Vatican Manuscripts Added Week 52 of 2021

At the end of the year the Vatican takes two weeks off from digitization, and I use that time to look back at the past year. For this week we'll be looking inwards at changes and improvements to the site and the code, which is freely available on GitHub.

Code Stats

First, a couple of top line numbers from the codebase, 173 commits1, which caused 4275 lines of code to be added and 627 to be deleted2. Unsurprisingly the top two files, contributing 1,500 lines between them, were the addition of 2 Foundation elements, later determined to be extraneous. The biggest changes to internal code were related to the object libraries, the RSS feeds and the fond pages3

Code chage frequency for the last year as of 12-24-2021

Major Code Improvements

  • Additional auto-linking sources: CLA (offline as of 12-26-2021) and Pinakes for Reg.gr
  • Classes for Manuscript/Manuscripts, Entry/Entries and Fond/Fonds. These don't change anything about the user experience of the site, but make the backend code easier to maintain and augment. As an example, because of the already existing Manuscripts class, it only takes three lines of code to collect the 100 most recent manuscripts, and all of their associated data, for the RSS feed. The Manuscript and Fond objects should be rather obvious, but the Entry may not be. It represents a weekly web entry (basically these blogesque posts). It includes the image links for right side and bottom, links to previous and subsequent posts and the actual post data, raw Markdown and formatted as HTML. When combined with a Manuscripts object built with the week and year, all of the data required for a post is in-hand.

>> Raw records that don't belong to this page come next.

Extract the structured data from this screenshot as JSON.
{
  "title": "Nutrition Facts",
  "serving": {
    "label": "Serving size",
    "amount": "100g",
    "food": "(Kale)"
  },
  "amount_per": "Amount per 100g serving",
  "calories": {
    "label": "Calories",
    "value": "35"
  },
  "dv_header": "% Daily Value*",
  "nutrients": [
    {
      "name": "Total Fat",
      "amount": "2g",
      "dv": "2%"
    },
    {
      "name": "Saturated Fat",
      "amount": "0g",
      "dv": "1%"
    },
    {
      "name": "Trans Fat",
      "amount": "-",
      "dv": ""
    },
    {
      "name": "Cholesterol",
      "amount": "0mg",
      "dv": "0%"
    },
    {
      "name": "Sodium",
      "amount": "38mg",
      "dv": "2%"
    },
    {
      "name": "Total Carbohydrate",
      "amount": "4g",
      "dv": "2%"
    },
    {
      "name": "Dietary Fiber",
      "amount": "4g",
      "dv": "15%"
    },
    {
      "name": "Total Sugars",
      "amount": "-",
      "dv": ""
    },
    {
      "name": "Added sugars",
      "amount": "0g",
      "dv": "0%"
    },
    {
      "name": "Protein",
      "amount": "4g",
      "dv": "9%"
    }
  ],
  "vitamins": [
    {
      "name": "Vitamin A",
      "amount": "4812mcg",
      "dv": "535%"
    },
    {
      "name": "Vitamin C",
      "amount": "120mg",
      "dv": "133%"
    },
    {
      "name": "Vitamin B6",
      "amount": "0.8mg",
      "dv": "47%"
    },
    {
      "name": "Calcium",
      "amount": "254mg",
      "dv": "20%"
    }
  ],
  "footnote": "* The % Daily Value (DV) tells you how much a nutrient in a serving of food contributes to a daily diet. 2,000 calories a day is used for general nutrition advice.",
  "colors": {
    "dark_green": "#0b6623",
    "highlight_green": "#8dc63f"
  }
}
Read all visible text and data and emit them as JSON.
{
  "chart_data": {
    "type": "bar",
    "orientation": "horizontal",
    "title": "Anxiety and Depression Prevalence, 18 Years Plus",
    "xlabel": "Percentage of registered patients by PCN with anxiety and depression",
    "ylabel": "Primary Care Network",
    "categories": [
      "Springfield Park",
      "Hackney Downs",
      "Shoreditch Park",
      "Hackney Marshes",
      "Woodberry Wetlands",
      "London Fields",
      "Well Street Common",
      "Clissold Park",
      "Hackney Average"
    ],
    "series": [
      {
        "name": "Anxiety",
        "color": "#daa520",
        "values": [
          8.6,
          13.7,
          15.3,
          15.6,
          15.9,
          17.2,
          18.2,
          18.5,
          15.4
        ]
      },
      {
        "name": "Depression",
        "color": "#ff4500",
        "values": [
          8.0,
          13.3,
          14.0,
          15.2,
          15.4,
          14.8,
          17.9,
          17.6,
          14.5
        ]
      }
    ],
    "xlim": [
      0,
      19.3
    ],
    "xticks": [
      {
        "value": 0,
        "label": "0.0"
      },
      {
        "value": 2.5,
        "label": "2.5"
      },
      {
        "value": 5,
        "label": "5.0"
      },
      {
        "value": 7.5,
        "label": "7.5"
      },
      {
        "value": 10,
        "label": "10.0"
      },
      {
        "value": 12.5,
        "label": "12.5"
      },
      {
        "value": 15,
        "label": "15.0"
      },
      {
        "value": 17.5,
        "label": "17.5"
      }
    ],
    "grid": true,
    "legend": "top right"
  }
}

Major Website Improvements

  • RSS Feeds - The most obvious major usability improvement during 2021 was the addition of two RSS feeds to the website, and related links to the website footer. A manuscripts feed lists the most recent 100 manuscripts, with any metadata present at the time of generation. The weekly entry feed contains the most recent twenty entries sorted from newest to oldest. This relies on a newly-added field to the entry table in the database published. The feed only picks up "published" entries, allowing me to incrementally edit the entry during the week without overwhelming the feed with extra copies of the same entry.
  • Fond pages - The other major addition was a series of pages listing manuscripts by Fond (aka. collection). Although this replicates the organization of the manuscripts on the BAV's own website, I think this implementation adds two useful elements. Firstly, the standard manuscript metadata is presented, which is not available directly on the Vatican's site, even when it is available. Secondly we present a brief history/overview of the Fond in question, giving a background to some of the more obscure collections that is difficult to find elsewhere, apart from a guidebook published by the Vatican. To implement this a fonds table was created with the Fond code (eg. Vat.lat) and the text of the introduction, and a fond_code column was created in the manuscripts table linking to the Fond. As a helpful side-effect, this allows us to do per-Fond statistics very easily, as every manuscript has an indexed code and no string manipulation is needed. The work to provide an introduction to all 88 Fonds is still ongoing

Sources

All of the stats were generated via AskGit, using the following queries

  1. SELECT strftime('%Y', commits.author_when) as year_commit, count(*) FROM commits, stats('', commits.hash) WHERE commits.parents < 2
  2. SELECT sum(additions), sum(deletions) FROM commits, stats('', commits.hash) WHERE strftime('%Y', commits.author_when) = '2021' AND commits.parents < 2 group by strftime('%Y', commits.author_when)
  3. SELECT file_path, sum(additions) as lines_added, sum(deletions) as lines_deleted FROM commits, stats('', commits.hash) WHERE strftime('%Y', commits.author_when) = '2021' AND commits.parents < 2 group by file_path order by lines_added

To the right is f.19r from Vat.lat.5904, a 14th C copy of Boethius' De Institution Musica. It presents a table of harmonies with far more clarity than I've ever been able to wrangle out of an ERD.